Tyson Foods held its 58th annual shareholder meeting virtually on Thursday and the meeting took just 20 minutes. As expected, all three shareholder proposals presented by various groups were voted down.
Board Chairman John Tyson called the business meeting to order and Amy Tu, the corporate secretary at Tyson Foods, said a majority of shares had been cast and there was a quorum in place. With a clear majority of the votes cast, Tu said the slate of 15 directors were approved to a 1-year term. Tyson did not release individual vote totals for the directors. The directors are Les Baledge, Gaudie Banister, Dean Banks, Mike Beebe, David Bronczek, Mikel Durham, Jonathan Mariner, Keven McNamara, Cheryl Miller, Jeff Schomberger, Robert Thurber, Barbara Tyson and John Tyson.

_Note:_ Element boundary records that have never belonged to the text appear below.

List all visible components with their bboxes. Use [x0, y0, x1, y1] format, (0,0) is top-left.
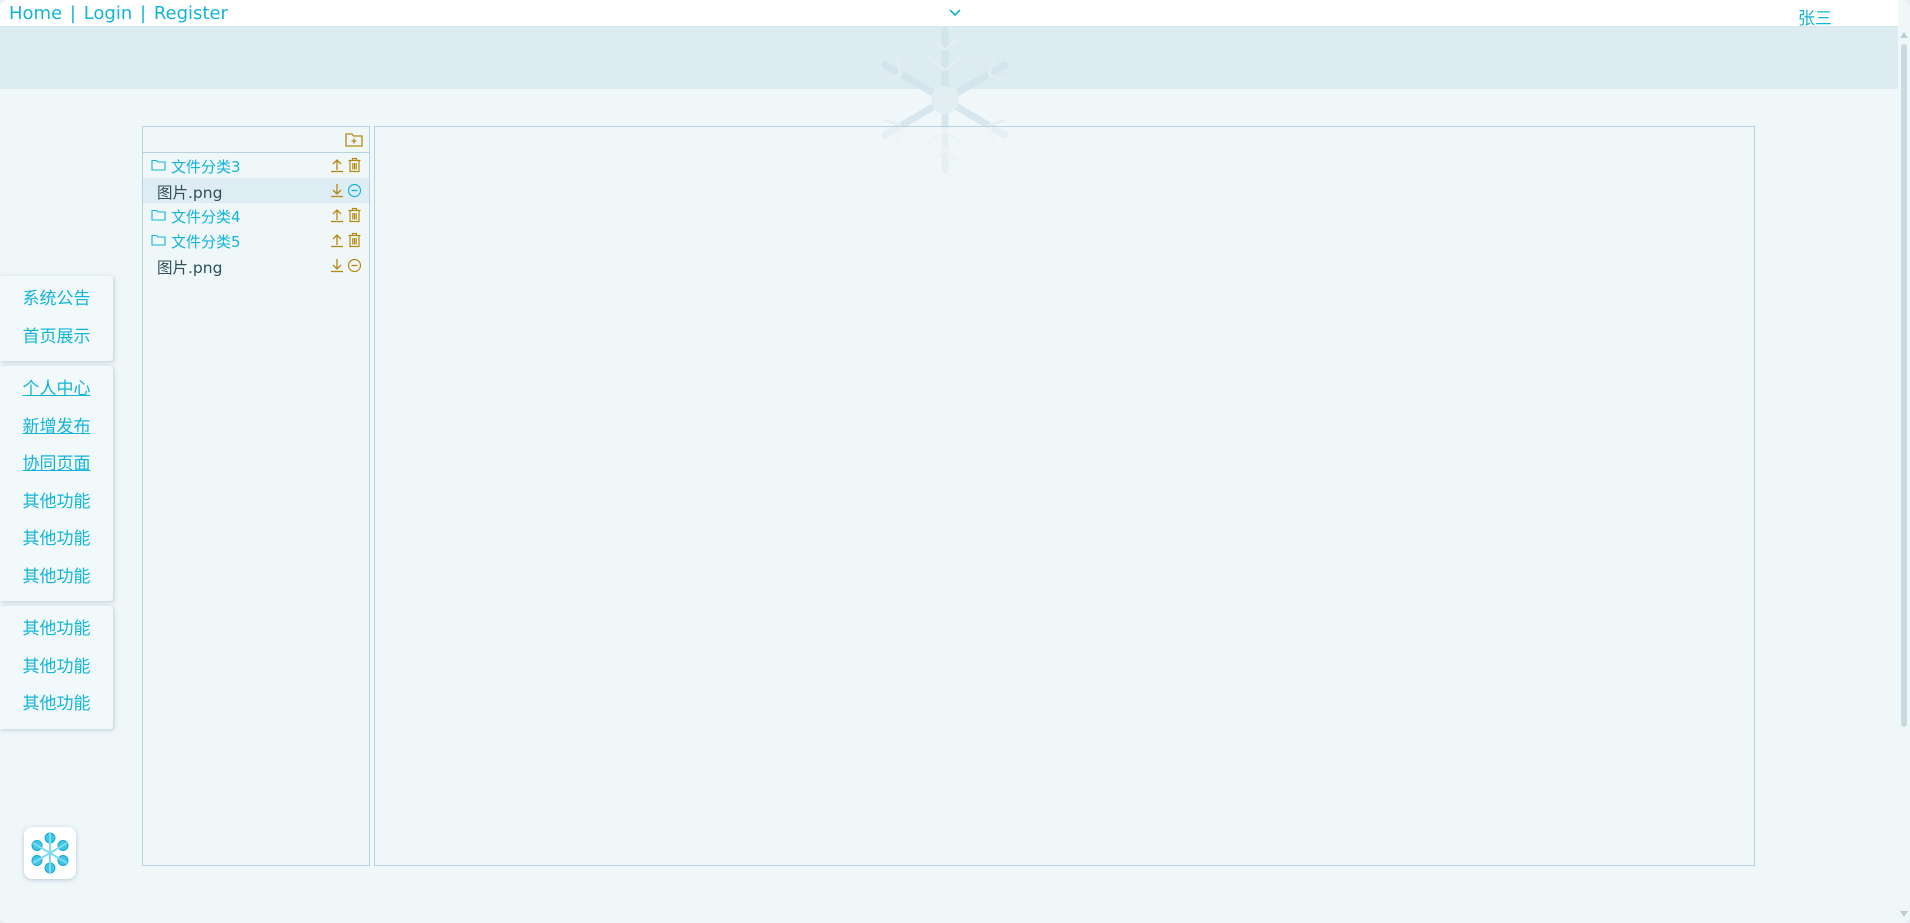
chevron-down-icon[interactable]	[947, 5, 963, 21]
minus-circle-icon[interactable]	[347, 182, 362, 198]
download-icon[interactable]	[330, 257, 344, 273]
menu-item-personal-center[interactable]: 个人中心	[0, 371, 113, 409]
content-panel	[374, 126, 1755, 866]
nav-home-link[interactable]: Home	[9, 3, 62, 24]
menu-item-announcements[interactable]: 系统公告	[0, 281, 113, 319]
menu-group-2: 个人中心 新增发布 协同页面 其他功能 其他功能 其他功能	[0, 366, 113, 601]
nav-separator: |	[140, 3, 147, 24]
menu-item-other[interactable]: 其他功能	[0, 686, 113, 724]
folder-row[interactable]: 文件分类4	[143, 203, 369, 228]
menu-group-1: 系统公告 首页展示	[0, 276, 113, 361]
folder-row[interactable]: 文件分类5	[143, 228, 369, 253]
file-row[interactable]: 图片.png	[143, 178, 369, 203]
folder-label[interactable]: 文件分类3	[171, 156, 241, 177]
menu-item-other[interactable]: 其他功能	[0, 559, 113, 597]
menu-item-other[interactable]: 其他功能	[0, 484, 113, 522]
trash-icon[interactable]	[347, 157, 362, 173]
folder-icon	[151, 159, 166, 171]
folder-label[interactable]: 文件分类5	[171, 231, 241, 252]
side-menu: 系统公告 首页展示 个人中心 新增发布 协同页面 其他功能 其他功能 其他功能 …	[0, 276, 113, 734]
menu-group-3: 其他功能 其他功能 其他功能	[0, 606, 113, 729]
scroll-up-arrow-icon[interactable]	[1900, 32, 1908, 38]
menu-item-other[interactable]: 其他功能	[0, 649, 113, 687]
upload-icon[interactable]	[330, 207, 344, 223]
file-tree-panel: 文件分类3 图片.png 文件分类4 文件分类5 图片.png	[142, 126, 370, 866]
snowflake-logo-icon	[31, 832, 69, 874]
scrollbar-thumb[interactable]	[1901, 44, 1907, 727]
file-tree-toolbar	[143, 127, 369, 153]
upload-icon[interactable]	[330, 157, 344, 173]
folder-icon	[151, 234, 166, 246]
scroll-down-arrow-icon[interactable]	[1900, 911, 1908, 917]
app-logo-button[interactable]	[24, 827, 76, 879]
folder-row[interactable]: 文件分类3	[143, 153, 369, 178]
trash-icon[interactable]	[347, 232, 362, 248]
upload-icon[interactable]	[330, 232, 344, 248]
nav-separator: |	[69, 3, 76, 24]
folder-icon	[151, 209, 166, 221]
user-name[interactable]: 张三	[1798, 4, 1832, 29]
nav-login-link[interactable]: Login	[84, 3, 133, 24]
file-label[interactable]: 图片.png	[157, 256, 222, 278]
file-label[interactable]: 图片.png	[157, 181, 222, 203]
menu-item-other[interactable]: 其他功能	[0, 611, 113, 649]
menu-item-new-post[interactable]: 新增发布	[0, 409, 113, 447]
download-icon[interactable]	[330, 182, 344, 198]
nav-register-link[interactable]: Register	[154, 3, 228, 24]
trash-icon[interactable]	[347, 207, 362, 223]
menu-item-collaboration[interactable]: 协同页面	[0, 446, 113, 484]
minus-circle-icon[interactable]	[347, 257, 362, 273]
app-window: Home | Login | Register 张三 系统公告 首页展示 个人中…	[0, 0, 1910, 923]
folder-label[interactable]: 文件分类4	[171, 206, 241, 227]
file-row[interactable]: 图片.png	[143, 253, 369, 278]
nav-links: Home | Login | Register	[9, 3, 228, 24]
file-tree: 文件分类3 图片.png 文件分类4 文件分类5 图片.png	[143, 153, 369, 278]
menu-item-home-display[interactable]: 首页展示	[0, 319, 113, 357]
menu-item-other[interactable]: 其他功能	[0, 521, 113, 559]
folder-plus-icon[interactable]	[345, 131, 363, 147]
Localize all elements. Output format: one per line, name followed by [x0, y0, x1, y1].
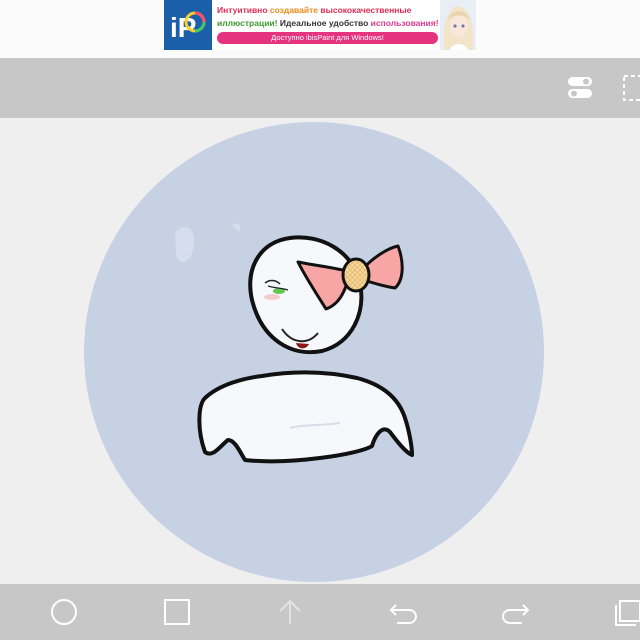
square-icon — [164, 599, 190, 625]
bow-knot — [341, 257, 371, 293]
drawing-canvas[interactable] — [0, 118, 640, 584]
toggle-switch-icon[interactable] — [566, 74, 594, 102]
undo-icon — [389, 604, 418, 624]
blush — [264, 294, 280, 300]
up-arrow-icon — [279, 599, 301, 624]
ad-text-segment: Идеальное удобство — [279, 18, 371, 28]
ad-cta-button[interactable]: Доступно ibisPaint для Windows! — [217, 32, 438, 44]
undo-button[interactable] — [387, 596, 419, 628]
ad-banner[interactable]: iP Интуитивно создавайте высококачествен… — [164, 0, 476, 50]
circle-icon — [51, 599, 77, 625]
ellipse-tool-button[interactable] — [48, 596, 80, 628]
selection-frame-icon[interactable] — [622, 74, 640, 102]
ad-headline-line1: Интуитивно создавайте высококачественные — [217, 5, 411, 15]
ad-text-segment: иллюстрации! — [217, 18, 280, 28]
ad-text-segment: создавайте — [269, 5, 321, 15]
redo-button[interactable] — [500, 596, 532, 628]
artwork — [84, 122, 544, 582]
ad-logo-text: iP — [170, 12, 196, 43]
ad-text-segment: высококачественные — [320, 5, 412, 15]
layers-icon — [619, 600, 640, 622]
ad-headline-line2: иллюстрации! Идеальное удобство использо… — [217, 18, 439, 28]
ad-text-segment: использования! — [370, 18, 439, 28]
ad-text-segment: Интуитивно — [217, 5, 270, 15]
ad-character-image — [440, 0, 476, 50]
ad-bar: iP Интуитивно создавайте высококачествен… — [0, 0, 640, 58]
up-arrow-button[interactable] — [274, 596, 306, 628]
ibispaint-logo: iP — [164, 0, 212, 50]
bottom-toolbar — [0, 584, 640, 640]
rectangle-tool-button[interactable] — [161, 596, 193, 628]
redo-icon — [501, 604, 530, 624]
top-toolbar — [0, 58, 640, 118]
layers-button[interactable] — [612, 596, 640, 628]
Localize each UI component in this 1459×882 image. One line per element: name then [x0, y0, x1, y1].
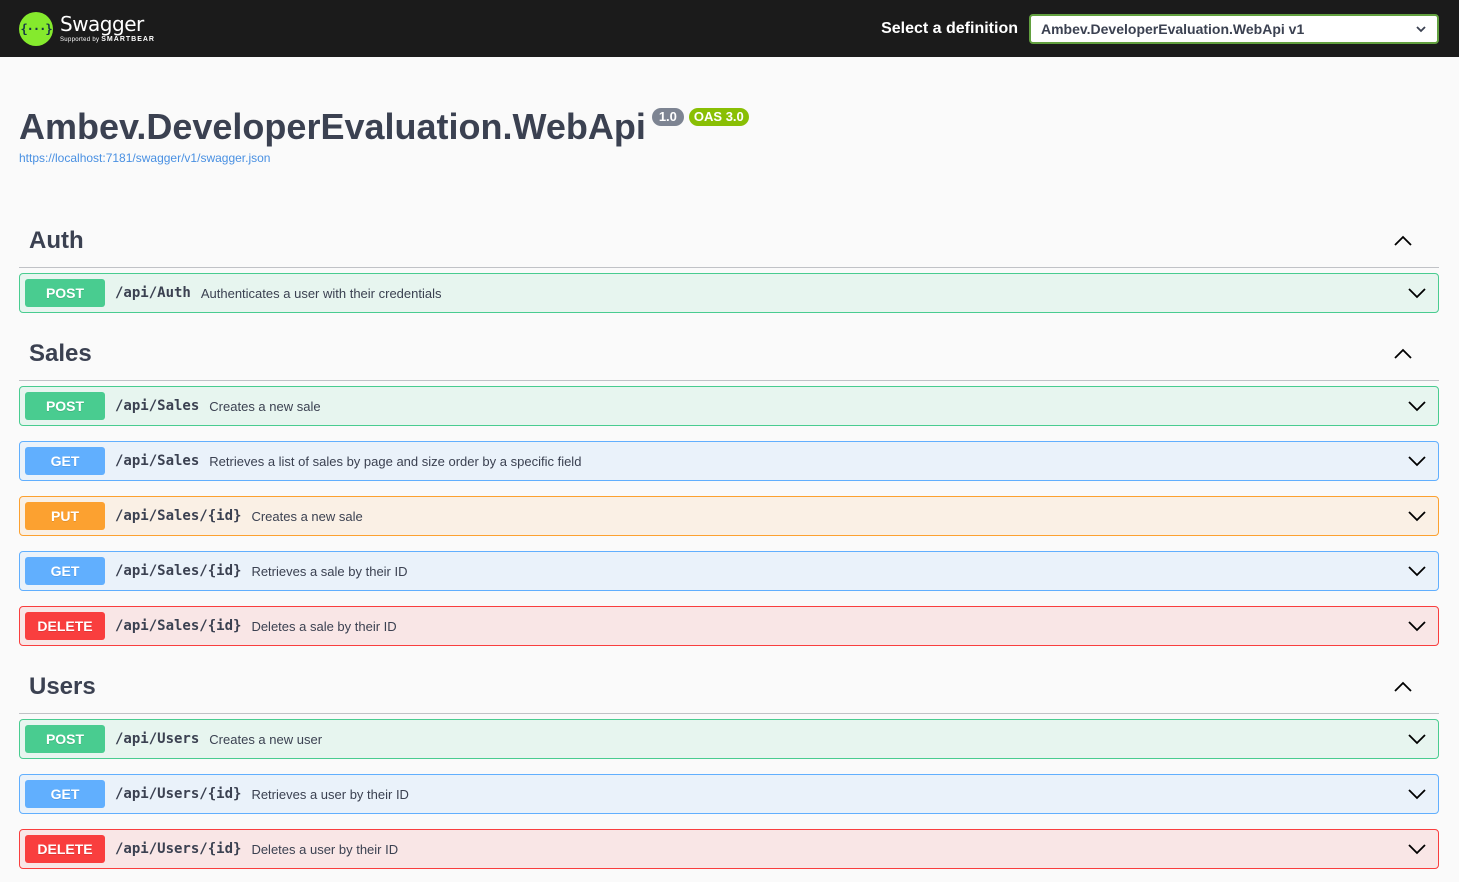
operation-summary: Creates a new user	[209, 731, 323, 747]
api-info: Ambev.DeveloperEvaluation.WebApi 1.0 OAS…	[0, 57, 1459, 165]
method-badge: GET	[25, 780, 105, 808]
chevron-down-icon[interactable]	[1407, 506, 1427, 526]
chevron-down-icon[interactable]	[1407, 729, 1427, 749]
tag-section-auth: Auth POST/api/Auth Authenticates a user wi…	[19, 215, 1439, 313]
method-badge: POST	[25, 725, 105, 753]
definition-select[interactable]: Ambev.DeveloperEvaluation.WebApi v1	[1029, 13, 1439, 44]
swagger-logo-icon: {···}	[19, 11, 53, 46]
operation-summary: Deletes a user by their ID	[251, 841, 399, 857]
operation-path: /api/Sales/{id}	[115, 618, 242, 634]
chevron-down-icon[interactable]	[1407, 451, 1427, 471]
logo-sub: Supported by SMARTBEAR	[60, 36, 155, 44]
tag-section-users: Users POST/api/Users Creates a new user GET…	[19, 661, 1439, 869]
operation-row[interactable]: DELETE/api/Sales/{id} Deletes a sale by t…	[19, 606, 1439, 646]
method-badge: DELETE	[25, 612, 105, 640]
swagger-json-link[interactable]: https://localhost:7181/swagger/v1/swagge…	[19, 151, 1440, 165]
oas-badge: OAS 3.0	[688, 108, 749, 126]
logo-text: Swagger Supported by SMARTBEAR	[60, 14, 155, 44]
method-badge: POST	[25, 392, 105, 420]
operation-path: /api/Users/{id}	[115, 841, 242, 857]
operation-row[interactable]: GET/api/Users/{id} Retrieves a user by th…	[19, 774, 1439, 814]
operation-path: /api/Sales	[115, 453, 200, 469]
operation-row[interactable]: POST/api/Auth Authenticates a user with t…	[19, 273, 1439, 313]
operations-list: Auth POST/api/Auth Authenticates a user wi…	[0, 165, 1459, 869]
chevron-up-icon[interactable]	[1393, 677, 1413, 697]
method-badge: GET	[25, 447, 105, 475]
chevron-up-icon[interactable]	[1393, 231, 1413, 251]
operation-summary: Creates a new sale	[251, 508, 363, 524]
chevron-down-icon[interactable]	[1407, 283, 1427, 303]
operation-row[interactable]: GET/api/Sales Retrieves a list of sales b…	[19, 441, 1439, 481]
operation-path: /api/Users	[115, 731, 200, 747]
operation-summary: Retrieves a user by their ID	[251, 786, 409, 802]
operation-summary: Retrieves a list of sales by page and si…	[209, 453, 582, 469]
operation-row[interactable]: DELETE/api/Users/{id} Deletes a user by t…	[19, 829, 1439, 869]
chevron-down-icon[interactable]	[1407, 616, 1427, 636]
operation-row[interactable]: POST/api/Users Creates a new user	[19, 719, 1439, 759]
method-badge: GET	[25, 557, 105, 585]
definition-select-value: Ambev.DeveloperEvaluation.WebApi v1	[1041, 20, 1305, 37]
chevron-down-icon[interactable]	[1407, 784, 1427, 804]
page-title: Ambev.DeveloperEvaluation.WebApi	[19, 106, 646, 147]
chevron-down-icon[interactable]	[1407, 396, 1427, 416]
operation-path: /api/Sales/{id}	[115, 508, 242, 524]
chevron-down-icon	[1416, 25, 1426, 32]
operation-row[interactable]: PUT/api/Sales/{id} Creates a new sale	[19, 496, 1439, 536]
chevron-down-icon[interactable]	[1407, 839, 1427, 859]
logo-sub-prefix: Supported by	[60, 36, 100, 43]
operation-row[interactable]: GET/api/Sales/{id} Retrieves a sale by th…	[19, 551, 1439, 591]
operation-summary: Creates a new sale	[209, 398, 321, 414]
operation-summary: Retrieves a sale by their ID	[251, 563, 408, 579]
tag-header[interactable]: Auth	[19, 215, 1439, 268]
operation-path: /api/Users/{id}	[115, 786, 242, 802]
tag-section-sales: Sales POST/api/Sales Creates a new sale GET…	[19, 328, 1439, 646]
operation-summary: Deletes a sale by their ID	[251, 618, 397, 634]
method-badge: PUT	[25, 502, 105, 530]
tag-name: Sales	[29, 340, 92, 367]
method-badge: DELETE	[25, 835, 105, 863]
tag-name: Auth	[29, 227, 84, 254]
version-badge: 1.0	[651, 108, 684, 126]
operation-path: /api/Auth	[115, 285, 191, 301]
operation-summary: Authenticates a user with their credenti…	[200, 285, 442, 301]
tag-header[interactable]: Users	[19, 661, 1439, 714]
tag-name: Users	[29, 673, 96, 700]
topbar: {···} Swagger Supported by SMARTBEAR Sel…	[0, 0, 1459, 57]
chevron-down-icon[interactable]	[1407, 561, 1427, 581]
chevron-up-icon[interactable]	[1393, 344, 1413, 364]
logo-name: Swagger	[60, 11, 144, 36]
operation-row[interactable]: POST/api/Sales Creates a new sale	[19, 386, 1439, 426]
select-definition-label: Select a definition	[881, 19, 1018, 37]
logo-sub-brand: SMARTBEAR	[101, 35, 155, 43]
operation-path: /api/Sales/{id}	[115, 563, 242, 579]
operation-path: /api/Sales	[115, 398, 200, 414]
swagger-logo[interactable]: {···} Swagger Supported by SMARTBEAR	[19, 11, 155, 46]
tag-header[interactable]: Sales	[19, 328, 1439, 381]
method-badge: POST	[25, 279, 105, 307]
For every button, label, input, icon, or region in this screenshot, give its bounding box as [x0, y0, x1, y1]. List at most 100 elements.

A clear majority of shareholders approved the ratification of PricewaterhouseCoopers LLP as the company’s registered accountant for this year, as well as reinstated the company’s 2000 stock incentive plan.
No shareholder proposal brought by Class A shareholders has ever passed at an annual meeting, unless the Tyson family and the Class B restricted shareholders also vote for it.
This unequal voting status was brought up as one of the proposals in this year’s meeting. A representative of the New York State Retirement Fund read the proposal saying without equal voting rights the majority of shareholders (Class A) cannot impact the oversight of the company or board actions. He said the 10:1 voting privilege that Class B shares have over Class A shares should be changed so that all Tyson investors have equal say in how the company is run.
Tyson Foods officials say the dual class system has benefited the company because of the family’s connection and commitment to its success. Tu said an overwhelming majority of shareholder votes were cast against this proposal.
A representative from the International Brotherhood of Teamsters also read their proposal for more transparency in Tyson Foods’ lobbying efforts. The group said while there is transparency at the federal level, Tyson also makes substantial contributions to trade groups who lobby on their behalf without disclosure. The group asks Tyson to follow the example of Mondelez and Kraft Heinz who do make this disclosure available to shareholders. The proposal on lobbying transparency was also defeated by a clear majority, according to Tu.
The proposal read by the American Baptist group asked Tyson for more due diligence on human rights alleging the meat giant put worker safety and health at risk during the pandemic with pay stipends going to those who showed up for work, while those who were sick were forced to rely on charity. The proposal was also defeated by a clear majority, according to Tu.